Radiation imaging physics
Dual energy CT: How well can pseudo-monochromatic imaging reduce metal artifacts?
Dual Energy CT (DECT) provides so-called monoenergetic images based on a linear combination of the original polychromatic images. At certain patient-specific energy levels, corresponding to certain patient- and slice-dependent linear combination weights, e.g., E = 160 keV corresponds to α = 1.57, a significant reduction of metal artifacts may be observed. The authors aimed at analyzing the method for its artifact reduction capabilities to identify its limitations. The results are compared with raw data-based processing.
Clinical DECT uses a simplified version of monochromatic imaging by linearly combining the low and the high kV images and by assigning an energy to that linear combination. Those pseudo-monochromatic images can be used by radiologists to obtain images with reduced metal artifacts. The authors analyzed the underlying physics and carried out a series expansion of the polychromatic attenuation equations. The resulting nonlinear terms are responsible for the artifacts, but they are not linearly related between the low and the high kV scan: A linear combination of both images cannot eliminate the nonlinearities, it can only reduce their impact. Scattered radiation yields additional noncanceling nonlinearities. This method is compared to raw data-based artifact correction methods. To quantify the artifact reduction potential of pseudo-monochromatic images, they simulated the FORBILD abdomen phantom with metal implants, and they assessed patient data sets of a clinical dual source CT system (100, 140 kV Sn) containing artifacts induced by a highly concentrated contrast agent bolus and by metal. In each case, they manually selected an optimal α and compared it to a raw data-based material decomposition in case of simulation, to raw data-based material decomposition of inconsistent rays in case of the patient data set containing contrast agent, and to the frequency split normalized metal artifact reduction in case of the metal implant.
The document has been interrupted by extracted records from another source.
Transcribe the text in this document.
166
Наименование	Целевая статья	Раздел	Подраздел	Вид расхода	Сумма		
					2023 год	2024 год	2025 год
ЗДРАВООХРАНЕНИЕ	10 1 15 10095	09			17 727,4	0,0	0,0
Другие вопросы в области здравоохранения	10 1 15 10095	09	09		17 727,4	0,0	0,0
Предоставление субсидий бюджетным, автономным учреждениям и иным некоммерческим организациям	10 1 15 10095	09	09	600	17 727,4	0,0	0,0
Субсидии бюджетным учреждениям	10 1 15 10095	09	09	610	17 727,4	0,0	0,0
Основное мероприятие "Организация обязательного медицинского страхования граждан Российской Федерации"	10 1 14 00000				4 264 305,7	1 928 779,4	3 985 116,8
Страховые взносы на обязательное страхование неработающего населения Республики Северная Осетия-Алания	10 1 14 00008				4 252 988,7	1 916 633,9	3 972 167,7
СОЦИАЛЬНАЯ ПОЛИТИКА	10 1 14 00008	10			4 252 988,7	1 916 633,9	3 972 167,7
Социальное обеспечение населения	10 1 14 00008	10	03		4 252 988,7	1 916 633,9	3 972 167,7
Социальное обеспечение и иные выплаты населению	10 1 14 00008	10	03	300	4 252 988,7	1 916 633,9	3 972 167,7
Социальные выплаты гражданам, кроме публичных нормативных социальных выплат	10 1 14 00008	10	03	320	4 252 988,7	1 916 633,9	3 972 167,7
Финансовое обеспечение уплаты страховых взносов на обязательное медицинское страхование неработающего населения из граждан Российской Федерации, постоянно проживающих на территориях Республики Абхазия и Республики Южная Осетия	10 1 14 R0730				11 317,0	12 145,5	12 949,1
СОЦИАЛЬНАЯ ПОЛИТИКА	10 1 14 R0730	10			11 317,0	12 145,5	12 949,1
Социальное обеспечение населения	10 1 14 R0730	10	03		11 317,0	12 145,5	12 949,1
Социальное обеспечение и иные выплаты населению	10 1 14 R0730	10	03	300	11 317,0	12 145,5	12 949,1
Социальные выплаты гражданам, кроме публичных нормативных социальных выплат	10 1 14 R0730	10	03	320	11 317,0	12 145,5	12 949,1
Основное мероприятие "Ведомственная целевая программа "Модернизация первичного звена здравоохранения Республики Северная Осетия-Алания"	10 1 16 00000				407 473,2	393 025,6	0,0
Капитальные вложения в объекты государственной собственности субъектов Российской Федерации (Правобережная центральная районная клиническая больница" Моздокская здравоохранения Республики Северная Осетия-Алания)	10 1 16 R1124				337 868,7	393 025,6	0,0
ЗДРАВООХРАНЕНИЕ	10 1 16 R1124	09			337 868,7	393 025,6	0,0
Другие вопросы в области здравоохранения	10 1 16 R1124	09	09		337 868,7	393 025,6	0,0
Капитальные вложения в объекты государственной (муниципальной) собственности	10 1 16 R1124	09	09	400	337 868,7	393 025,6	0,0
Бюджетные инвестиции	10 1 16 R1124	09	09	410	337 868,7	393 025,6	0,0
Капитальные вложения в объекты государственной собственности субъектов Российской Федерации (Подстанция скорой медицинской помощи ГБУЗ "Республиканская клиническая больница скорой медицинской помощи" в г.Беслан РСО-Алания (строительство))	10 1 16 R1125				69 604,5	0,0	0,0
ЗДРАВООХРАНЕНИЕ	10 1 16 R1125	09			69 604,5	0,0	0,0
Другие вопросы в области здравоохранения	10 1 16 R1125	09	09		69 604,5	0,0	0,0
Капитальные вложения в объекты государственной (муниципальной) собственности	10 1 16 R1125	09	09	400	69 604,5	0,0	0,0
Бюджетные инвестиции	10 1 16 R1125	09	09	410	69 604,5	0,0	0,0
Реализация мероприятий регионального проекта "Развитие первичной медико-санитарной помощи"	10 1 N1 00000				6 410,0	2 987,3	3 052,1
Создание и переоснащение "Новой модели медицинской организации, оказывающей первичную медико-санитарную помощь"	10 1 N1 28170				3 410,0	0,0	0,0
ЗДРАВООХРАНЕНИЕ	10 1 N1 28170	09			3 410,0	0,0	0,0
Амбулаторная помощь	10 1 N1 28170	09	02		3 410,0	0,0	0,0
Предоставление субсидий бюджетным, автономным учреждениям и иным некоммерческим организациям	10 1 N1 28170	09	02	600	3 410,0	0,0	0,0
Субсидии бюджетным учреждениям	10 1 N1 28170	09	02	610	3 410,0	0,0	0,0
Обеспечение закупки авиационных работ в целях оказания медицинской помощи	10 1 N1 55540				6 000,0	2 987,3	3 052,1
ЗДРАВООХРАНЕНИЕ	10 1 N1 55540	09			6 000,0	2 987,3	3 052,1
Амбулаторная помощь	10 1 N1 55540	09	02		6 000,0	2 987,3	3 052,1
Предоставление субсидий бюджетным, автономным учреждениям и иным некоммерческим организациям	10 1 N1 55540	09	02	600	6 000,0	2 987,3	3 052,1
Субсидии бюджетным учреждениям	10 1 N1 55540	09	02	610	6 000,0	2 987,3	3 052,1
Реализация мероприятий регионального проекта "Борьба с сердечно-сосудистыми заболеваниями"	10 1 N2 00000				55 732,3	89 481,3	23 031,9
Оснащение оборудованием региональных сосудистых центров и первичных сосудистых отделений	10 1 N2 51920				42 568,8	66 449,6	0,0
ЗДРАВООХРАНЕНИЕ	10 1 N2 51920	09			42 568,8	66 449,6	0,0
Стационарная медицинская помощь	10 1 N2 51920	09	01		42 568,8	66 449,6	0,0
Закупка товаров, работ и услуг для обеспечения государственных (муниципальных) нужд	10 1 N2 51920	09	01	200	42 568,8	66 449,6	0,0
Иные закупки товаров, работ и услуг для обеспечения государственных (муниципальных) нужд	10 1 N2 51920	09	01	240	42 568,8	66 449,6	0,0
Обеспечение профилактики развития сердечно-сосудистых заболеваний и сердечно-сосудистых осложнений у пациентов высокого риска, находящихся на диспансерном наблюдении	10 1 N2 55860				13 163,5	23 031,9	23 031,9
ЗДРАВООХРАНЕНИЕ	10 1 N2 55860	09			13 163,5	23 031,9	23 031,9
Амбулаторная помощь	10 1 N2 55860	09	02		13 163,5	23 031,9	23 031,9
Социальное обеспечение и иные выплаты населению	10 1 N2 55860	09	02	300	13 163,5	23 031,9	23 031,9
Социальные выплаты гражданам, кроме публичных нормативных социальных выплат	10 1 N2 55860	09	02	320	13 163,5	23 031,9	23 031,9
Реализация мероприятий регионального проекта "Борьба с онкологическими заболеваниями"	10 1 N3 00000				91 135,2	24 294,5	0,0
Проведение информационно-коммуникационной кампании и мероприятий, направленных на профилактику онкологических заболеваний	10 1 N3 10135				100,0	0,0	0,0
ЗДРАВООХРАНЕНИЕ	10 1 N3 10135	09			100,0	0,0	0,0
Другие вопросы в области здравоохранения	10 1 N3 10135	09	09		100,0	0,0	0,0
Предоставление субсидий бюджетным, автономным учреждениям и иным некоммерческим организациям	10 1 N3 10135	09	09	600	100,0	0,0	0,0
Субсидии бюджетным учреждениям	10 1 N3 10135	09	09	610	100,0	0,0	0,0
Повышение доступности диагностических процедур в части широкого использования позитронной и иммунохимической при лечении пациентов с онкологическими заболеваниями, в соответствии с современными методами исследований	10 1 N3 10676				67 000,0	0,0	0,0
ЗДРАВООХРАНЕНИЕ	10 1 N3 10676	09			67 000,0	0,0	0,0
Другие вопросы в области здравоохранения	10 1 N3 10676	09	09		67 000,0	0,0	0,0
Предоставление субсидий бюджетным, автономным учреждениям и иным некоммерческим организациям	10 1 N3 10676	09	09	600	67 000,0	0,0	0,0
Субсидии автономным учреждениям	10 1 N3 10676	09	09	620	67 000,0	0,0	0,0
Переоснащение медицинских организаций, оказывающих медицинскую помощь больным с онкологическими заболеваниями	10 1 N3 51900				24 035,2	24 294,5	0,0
For each case, the contrast-to-noise ratio (CNR) was assessed.
In the simulation, the pseudo-monochromatic images yielded acceptable artifact reduction results. However, the CNR in the artifact-reduced images was more than 60% lower than in the original polychromatic images. In contrast, the raw data-based material decomposition did not significantly reduce the CNR in the virtual monochromatic images. Regarding the patient data with beam hardening artifacts and with metal artifacts from small implants the pseudo-monochromatic method was able to reduce the artifacts, again with the downside of a significant CNR reduction. More intense metal artifacts, e.g., as those caused by an artificial hip joint, could not be suppressed.
Pseudo-monochromatic imaging is able to reduce beam hardening, scatter, and metal artifacts in some cases but it cannot remove them. In all cases, the CNR is significantly reduced, thereby rendering the method questionable, unless special post processing algorithms are implemented to restore the high CNR from the original images (e.g., by using a frequency split technique). Raw data-based dual energy decomposition methods should be preferred, in particular, because the CNR penalty is almost negligible.